Over the past few weeks I’ve cobbled together a pretty good replacement for language: nix at GitHub - nix-community/nix-travis-ci: Nix support on travis-ci without language:nix [maintainer=@abathur].

I only set out to create an installer wrapper that people could curl–but I was pretty pleased to discover that Travis CI has added a beta feature at some point that supports importing configs from elsewhere.
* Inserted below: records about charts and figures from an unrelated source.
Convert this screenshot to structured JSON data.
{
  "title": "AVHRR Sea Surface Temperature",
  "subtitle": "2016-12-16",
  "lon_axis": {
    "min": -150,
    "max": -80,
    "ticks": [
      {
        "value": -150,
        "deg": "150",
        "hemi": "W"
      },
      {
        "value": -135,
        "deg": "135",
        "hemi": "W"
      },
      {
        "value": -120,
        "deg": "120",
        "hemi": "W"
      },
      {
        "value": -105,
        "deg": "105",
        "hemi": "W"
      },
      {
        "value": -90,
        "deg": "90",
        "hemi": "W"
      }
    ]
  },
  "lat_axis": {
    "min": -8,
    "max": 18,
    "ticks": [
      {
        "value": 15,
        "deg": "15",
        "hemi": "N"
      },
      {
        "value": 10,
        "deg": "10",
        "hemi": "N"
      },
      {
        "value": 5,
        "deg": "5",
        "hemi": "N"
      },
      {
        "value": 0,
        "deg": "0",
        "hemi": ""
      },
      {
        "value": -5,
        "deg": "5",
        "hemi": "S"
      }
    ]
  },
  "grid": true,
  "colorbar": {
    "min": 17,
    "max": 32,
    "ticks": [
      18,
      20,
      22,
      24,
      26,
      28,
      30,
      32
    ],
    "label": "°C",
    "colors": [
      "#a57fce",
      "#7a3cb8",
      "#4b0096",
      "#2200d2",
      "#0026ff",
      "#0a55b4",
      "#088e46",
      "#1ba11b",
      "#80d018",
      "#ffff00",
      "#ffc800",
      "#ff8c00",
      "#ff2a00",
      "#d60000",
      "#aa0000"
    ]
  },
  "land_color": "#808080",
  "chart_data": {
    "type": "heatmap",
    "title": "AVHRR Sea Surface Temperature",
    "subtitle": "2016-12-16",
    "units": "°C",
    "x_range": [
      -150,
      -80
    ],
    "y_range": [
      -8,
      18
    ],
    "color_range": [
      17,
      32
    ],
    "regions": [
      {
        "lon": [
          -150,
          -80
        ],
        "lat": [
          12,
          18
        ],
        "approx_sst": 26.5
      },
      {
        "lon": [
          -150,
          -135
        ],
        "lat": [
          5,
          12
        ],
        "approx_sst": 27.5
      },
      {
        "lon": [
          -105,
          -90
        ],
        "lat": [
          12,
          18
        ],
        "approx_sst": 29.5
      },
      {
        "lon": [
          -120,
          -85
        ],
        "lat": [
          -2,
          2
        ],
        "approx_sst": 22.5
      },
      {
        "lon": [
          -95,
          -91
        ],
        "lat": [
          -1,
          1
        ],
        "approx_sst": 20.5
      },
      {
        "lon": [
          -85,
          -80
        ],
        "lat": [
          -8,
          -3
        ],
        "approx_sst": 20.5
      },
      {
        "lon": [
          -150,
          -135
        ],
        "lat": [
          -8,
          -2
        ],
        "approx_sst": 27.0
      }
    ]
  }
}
The result is surprisingly competitive with language: nix:

version: ~> 1.0
import: nix-community/nix-travis-ci:nix.yml@main

I need help with the next few steps:

  1. If you still have projects with a .travis.yml (even if you had toggled off the integration), it would be nice to get a broader test/validation of whether it works. (@utdemir? @mic92?)
  2. Transfer nix-travis-ci somewhere more official like nix-community or nixos. :heart: Mic92
  3. Someone currently/recently listed as a maintainer (@garbas @grahamc @matthewbauer @domenkozar) for the integration, by email or by issue, needs to give Travis CI a heads-up that:
    • we don’t have enough active maintainers to maintain the language support at high quality
    • we’d like to update the integration with a deprecation notice, removal schedule, and instructions for how projects can update their .travis.yml configs. (not sure they’ve done this before…)
  4. Prep an update to the Ruby builder (can probably sketch it out now, but #3 inevitably shapes the specifics; it probably does things like):
    • replace the existing maintenance/support message with a prominent warning about the deprecation along with instructions for how to update
    • after a specific date, the warning is upgraded to a hard build error that must be dismissed by setting an explicit env (i.e., I_ACKNOWLEDGE_NIX_LANGUAGE_SUPPORT_ENDS_MON_DAY)
    • after the hard date, I’m guessing we’d update the builder to just fail with the error and migration message.